Alors Paul Dixon répète : Qui est prospère?, avant de citer un extrait d’un livre dont il ne se souvient plus de l’auteur. Donnez l’autonomie gouvernementale aux Autochtones, les riches deviendront plus riches, les pauvres plus pauvres. C’est la dernière partie de l’assimilation!

Un tipi au milieu de la forêt avec une table et deux personnes au loin.

Le camp d'Allan Saganash à une trentaine de minutes de Waswanipi

Photo : Radio-Canada / Marie-Laure Josselin

Allan Saganash se montre un peu plus nuancé. Il parle encore d’adaptation, mais ne peut taire son inquiétude. Surtout, il se fait un point d’honneur de préciser quelque chose.

Avant la Convention de la Baie-James, il ne se considérait pas comme pauvre. Pas plus maintenant.

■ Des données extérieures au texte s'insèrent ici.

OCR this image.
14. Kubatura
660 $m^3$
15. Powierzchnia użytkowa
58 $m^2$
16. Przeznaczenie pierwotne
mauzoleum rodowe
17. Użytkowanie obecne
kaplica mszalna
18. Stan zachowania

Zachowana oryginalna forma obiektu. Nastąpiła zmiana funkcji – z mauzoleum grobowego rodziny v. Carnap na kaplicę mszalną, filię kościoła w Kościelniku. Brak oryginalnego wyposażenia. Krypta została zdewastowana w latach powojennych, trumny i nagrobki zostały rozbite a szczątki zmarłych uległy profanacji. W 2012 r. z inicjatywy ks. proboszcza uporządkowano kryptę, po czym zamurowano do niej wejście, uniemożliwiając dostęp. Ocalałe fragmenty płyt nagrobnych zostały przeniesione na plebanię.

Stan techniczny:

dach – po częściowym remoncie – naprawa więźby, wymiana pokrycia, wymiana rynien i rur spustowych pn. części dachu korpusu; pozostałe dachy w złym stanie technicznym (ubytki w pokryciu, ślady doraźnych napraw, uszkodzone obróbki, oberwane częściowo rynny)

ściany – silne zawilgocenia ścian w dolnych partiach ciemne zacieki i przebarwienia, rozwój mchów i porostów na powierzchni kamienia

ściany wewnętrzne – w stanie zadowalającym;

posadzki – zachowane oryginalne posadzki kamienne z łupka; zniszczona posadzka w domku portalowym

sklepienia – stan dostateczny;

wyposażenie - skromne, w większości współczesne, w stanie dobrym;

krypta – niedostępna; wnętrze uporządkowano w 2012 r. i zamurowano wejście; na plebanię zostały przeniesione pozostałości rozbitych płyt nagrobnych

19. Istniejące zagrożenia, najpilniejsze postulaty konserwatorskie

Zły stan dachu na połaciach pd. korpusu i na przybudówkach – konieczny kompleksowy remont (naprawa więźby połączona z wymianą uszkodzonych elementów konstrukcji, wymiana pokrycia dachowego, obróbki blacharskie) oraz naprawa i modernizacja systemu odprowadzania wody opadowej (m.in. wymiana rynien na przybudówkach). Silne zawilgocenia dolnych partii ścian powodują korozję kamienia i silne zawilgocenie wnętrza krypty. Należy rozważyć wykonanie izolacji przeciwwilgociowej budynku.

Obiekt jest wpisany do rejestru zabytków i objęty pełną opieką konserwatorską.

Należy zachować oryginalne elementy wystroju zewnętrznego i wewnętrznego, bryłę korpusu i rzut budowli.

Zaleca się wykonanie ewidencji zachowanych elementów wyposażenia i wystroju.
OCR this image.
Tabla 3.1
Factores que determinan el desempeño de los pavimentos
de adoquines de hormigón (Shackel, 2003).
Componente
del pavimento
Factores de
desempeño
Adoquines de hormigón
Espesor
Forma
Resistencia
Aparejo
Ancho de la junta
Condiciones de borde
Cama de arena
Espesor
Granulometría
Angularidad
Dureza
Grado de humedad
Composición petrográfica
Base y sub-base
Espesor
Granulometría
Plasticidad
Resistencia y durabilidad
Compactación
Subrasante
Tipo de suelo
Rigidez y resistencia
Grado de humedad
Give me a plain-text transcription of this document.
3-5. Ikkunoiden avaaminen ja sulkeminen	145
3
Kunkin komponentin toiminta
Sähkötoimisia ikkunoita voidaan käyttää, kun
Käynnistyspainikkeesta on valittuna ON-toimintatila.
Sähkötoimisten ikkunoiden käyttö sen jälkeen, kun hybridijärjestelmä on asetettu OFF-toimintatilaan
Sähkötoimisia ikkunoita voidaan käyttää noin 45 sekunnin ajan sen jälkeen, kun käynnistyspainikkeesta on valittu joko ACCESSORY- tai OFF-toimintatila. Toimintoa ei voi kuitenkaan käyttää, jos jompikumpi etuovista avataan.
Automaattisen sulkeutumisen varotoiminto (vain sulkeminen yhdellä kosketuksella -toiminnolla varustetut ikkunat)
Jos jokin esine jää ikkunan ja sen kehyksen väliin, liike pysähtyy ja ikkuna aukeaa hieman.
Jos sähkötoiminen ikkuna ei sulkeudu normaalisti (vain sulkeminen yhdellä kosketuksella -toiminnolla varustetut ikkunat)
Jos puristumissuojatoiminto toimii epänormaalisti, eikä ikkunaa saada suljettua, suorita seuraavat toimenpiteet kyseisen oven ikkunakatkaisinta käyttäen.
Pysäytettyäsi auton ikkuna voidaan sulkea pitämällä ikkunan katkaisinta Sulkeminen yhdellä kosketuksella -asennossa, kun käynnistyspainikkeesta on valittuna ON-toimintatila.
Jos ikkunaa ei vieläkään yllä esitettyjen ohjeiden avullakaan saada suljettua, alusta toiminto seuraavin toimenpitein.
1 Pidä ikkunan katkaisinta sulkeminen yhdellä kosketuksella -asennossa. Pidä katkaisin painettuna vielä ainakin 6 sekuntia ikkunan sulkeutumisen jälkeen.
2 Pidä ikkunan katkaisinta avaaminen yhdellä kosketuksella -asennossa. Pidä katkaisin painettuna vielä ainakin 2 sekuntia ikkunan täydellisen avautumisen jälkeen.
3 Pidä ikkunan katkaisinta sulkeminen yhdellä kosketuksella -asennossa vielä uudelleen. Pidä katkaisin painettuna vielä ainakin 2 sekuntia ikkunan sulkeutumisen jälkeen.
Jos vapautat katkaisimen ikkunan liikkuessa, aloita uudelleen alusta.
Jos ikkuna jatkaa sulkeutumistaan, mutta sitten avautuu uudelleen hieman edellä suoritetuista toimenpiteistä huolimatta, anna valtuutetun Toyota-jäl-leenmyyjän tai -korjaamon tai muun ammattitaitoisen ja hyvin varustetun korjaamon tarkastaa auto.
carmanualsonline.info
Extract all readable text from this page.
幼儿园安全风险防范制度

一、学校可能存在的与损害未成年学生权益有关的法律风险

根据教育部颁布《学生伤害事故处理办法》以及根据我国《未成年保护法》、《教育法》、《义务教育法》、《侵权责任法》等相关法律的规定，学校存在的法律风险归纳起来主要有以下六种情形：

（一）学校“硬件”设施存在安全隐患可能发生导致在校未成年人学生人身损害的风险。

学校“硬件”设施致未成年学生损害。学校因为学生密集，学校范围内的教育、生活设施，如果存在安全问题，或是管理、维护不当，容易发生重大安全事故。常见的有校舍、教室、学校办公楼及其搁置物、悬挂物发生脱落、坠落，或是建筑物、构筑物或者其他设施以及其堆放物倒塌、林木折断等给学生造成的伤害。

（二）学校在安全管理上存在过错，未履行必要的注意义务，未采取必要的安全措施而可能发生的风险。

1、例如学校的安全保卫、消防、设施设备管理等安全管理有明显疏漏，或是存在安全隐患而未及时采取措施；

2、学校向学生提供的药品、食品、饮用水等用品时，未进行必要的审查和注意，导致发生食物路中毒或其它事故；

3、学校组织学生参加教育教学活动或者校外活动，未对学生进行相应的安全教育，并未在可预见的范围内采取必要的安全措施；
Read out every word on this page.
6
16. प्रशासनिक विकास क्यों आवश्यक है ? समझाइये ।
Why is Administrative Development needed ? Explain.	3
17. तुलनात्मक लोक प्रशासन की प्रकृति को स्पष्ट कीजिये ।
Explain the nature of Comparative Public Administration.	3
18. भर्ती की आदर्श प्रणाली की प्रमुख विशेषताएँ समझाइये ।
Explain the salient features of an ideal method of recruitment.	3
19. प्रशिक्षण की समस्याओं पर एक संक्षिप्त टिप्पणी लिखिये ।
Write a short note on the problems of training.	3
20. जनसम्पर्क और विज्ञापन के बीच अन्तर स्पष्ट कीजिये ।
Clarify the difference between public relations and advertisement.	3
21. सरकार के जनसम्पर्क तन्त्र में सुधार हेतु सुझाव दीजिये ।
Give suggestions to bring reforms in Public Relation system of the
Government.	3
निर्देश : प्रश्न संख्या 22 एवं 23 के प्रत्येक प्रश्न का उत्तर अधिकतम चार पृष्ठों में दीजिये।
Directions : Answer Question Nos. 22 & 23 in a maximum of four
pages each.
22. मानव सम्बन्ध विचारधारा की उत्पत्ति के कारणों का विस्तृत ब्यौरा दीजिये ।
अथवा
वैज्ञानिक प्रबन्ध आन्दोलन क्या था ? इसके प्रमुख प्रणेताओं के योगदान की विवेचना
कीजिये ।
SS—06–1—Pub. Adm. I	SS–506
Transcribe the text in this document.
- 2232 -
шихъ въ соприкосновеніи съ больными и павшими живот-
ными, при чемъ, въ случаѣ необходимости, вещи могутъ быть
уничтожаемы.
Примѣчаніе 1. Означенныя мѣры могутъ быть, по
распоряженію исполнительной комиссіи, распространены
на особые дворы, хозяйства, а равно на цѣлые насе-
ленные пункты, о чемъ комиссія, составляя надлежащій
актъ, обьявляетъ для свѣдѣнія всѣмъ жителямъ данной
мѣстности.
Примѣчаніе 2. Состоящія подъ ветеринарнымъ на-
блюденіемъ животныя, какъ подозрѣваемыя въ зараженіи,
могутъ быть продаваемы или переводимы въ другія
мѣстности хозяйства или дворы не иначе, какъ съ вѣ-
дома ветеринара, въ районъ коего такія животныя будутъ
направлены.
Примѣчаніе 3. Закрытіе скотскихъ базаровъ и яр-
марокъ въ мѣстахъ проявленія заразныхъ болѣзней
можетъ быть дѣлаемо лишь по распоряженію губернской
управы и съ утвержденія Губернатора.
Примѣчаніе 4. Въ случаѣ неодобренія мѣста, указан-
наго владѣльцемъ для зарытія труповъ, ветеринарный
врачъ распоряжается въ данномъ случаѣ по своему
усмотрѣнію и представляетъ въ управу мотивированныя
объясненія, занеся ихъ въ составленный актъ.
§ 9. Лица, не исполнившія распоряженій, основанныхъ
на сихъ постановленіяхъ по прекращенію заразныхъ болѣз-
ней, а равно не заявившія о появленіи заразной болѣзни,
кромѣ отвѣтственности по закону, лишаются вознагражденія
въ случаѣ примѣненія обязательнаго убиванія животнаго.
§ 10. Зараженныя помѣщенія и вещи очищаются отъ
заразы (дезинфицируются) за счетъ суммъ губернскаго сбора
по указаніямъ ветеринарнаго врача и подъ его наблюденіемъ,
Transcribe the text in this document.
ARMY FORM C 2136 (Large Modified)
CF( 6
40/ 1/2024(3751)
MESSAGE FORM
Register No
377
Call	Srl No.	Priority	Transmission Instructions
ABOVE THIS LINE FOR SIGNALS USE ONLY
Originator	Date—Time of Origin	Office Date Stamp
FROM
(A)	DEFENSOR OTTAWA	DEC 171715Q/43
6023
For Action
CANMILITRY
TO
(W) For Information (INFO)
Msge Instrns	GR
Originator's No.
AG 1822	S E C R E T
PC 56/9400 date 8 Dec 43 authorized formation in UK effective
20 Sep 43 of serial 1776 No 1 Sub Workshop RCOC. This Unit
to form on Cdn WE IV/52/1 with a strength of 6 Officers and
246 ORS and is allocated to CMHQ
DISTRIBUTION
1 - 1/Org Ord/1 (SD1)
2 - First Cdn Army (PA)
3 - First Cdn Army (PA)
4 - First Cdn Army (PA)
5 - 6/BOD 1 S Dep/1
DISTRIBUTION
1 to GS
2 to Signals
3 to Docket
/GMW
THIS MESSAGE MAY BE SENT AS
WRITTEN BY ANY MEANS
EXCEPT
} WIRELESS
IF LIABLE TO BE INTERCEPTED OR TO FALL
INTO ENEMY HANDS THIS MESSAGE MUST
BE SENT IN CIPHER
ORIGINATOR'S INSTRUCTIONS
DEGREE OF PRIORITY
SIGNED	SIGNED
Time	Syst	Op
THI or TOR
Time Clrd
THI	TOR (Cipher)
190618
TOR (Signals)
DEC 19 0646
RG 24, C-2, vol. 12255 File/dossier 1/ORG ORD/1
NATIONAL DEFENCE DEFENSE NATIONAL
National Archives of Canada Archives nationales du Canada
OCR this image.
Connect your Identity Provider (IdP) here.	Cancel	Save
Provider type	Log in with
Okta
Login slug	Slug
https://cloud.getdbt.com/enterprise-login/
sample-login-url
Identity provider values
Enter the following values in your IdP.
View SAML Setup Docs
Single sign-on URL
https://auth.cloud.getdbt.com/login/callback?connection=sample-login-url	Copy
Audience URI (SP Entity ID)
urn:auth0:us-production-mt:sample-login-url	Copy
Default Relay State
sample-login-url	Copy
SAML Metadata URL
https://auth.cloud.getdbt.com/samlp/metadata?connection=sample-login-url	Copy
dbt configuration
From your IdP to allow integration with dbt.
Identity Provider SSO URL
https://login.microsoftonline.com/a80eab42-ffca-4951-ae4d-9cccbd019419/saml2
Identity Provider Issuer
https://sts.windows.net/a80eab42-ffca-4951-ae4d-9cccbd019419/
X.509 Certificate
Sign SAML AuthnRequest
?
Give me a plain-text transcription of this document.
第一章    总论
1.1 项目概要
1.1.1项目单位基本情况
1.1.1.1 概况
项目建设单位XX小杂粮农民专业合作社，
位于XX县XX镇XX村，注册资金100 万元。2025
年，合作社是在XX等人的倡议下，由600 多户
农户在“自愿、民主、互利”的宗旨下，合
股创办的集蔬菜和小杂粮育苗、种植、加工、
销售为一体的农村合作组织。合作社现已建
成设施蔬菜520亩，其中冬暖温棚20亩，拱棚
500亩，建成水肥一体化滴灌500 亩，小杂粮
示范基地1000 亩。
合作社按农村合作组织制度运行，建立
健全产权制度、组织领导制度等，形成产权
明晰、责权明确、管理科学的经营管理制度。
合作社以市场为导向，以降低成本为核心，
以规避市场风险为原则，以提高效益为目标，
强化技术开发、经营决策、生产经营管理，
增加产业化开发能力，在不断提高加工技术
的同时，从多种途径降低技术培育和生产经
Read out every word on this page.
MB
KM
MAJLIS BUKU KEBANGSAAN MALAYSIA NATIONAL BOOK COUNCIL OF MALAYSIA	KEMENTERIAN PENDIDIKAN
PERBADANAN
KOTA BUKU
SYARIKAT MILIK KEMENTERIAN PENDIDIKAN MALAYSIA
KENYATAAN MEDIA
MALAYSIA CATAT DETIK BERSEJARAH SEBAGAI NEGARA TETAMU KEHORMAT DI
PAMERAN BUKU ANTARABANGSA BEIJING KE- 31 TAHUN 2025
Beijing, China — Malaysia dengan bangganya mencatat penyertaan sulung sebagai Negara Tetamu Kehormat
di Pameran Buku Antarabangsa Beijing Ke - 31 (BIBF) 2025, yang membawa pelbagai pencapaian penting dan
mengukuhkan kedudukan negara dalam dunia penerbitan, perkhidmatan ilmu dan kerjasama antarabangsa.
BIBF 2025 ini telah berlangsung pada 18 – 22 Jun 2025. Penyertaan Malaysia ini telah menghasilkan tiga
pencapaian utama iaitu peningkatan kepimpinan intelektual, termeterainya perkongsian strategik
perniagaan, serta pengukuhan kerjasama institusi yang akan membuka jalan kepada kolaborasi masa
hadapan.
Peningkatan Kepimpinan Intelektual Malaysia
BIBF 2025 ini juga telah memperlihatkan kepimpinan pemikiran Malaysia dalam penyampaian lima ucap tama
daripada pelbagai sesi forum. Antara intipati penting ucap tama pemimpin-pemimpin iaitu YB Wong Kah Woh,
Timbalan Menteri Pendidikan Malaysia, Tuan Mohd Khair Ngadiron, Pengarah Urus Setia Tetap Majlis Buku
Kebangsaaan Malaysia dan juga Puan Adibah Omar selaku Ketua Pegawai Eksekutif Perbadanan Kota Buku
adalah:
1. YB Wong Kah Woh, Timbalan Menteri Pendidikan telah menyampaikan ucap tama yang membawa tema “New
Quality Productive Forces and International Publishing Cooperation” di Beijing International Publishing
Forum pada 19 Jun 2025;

Vous ne pouvez pas comparer la pauvreté en termes d’argent. Quand j’étais chasseur, je me considérais comme riche en ressources naturelles. J’avais ma liberté, je vivais de la terre en étant très riche. Donc non, je ne peux pas dire du tout que j’étais pauvre!

Quand vous comparez les gens qui disent que vous êtes pauvres, vous pensez toujours à l'argent et à acheter quelque chose. Moi, je me considère comme une personne très riche en termes de vie. La vie est riche pour moi.

La Nation crie est tiraillée entre deux voies qui semblent difficilement conciliables : le développement économique qui, en théorie, doit profiter à tout le monde et le maintien difficile de la culture par la pratique des activités traditionnelles.

Une tension entre deux modes de vie qui apparaît pour plusieurs incompatibles.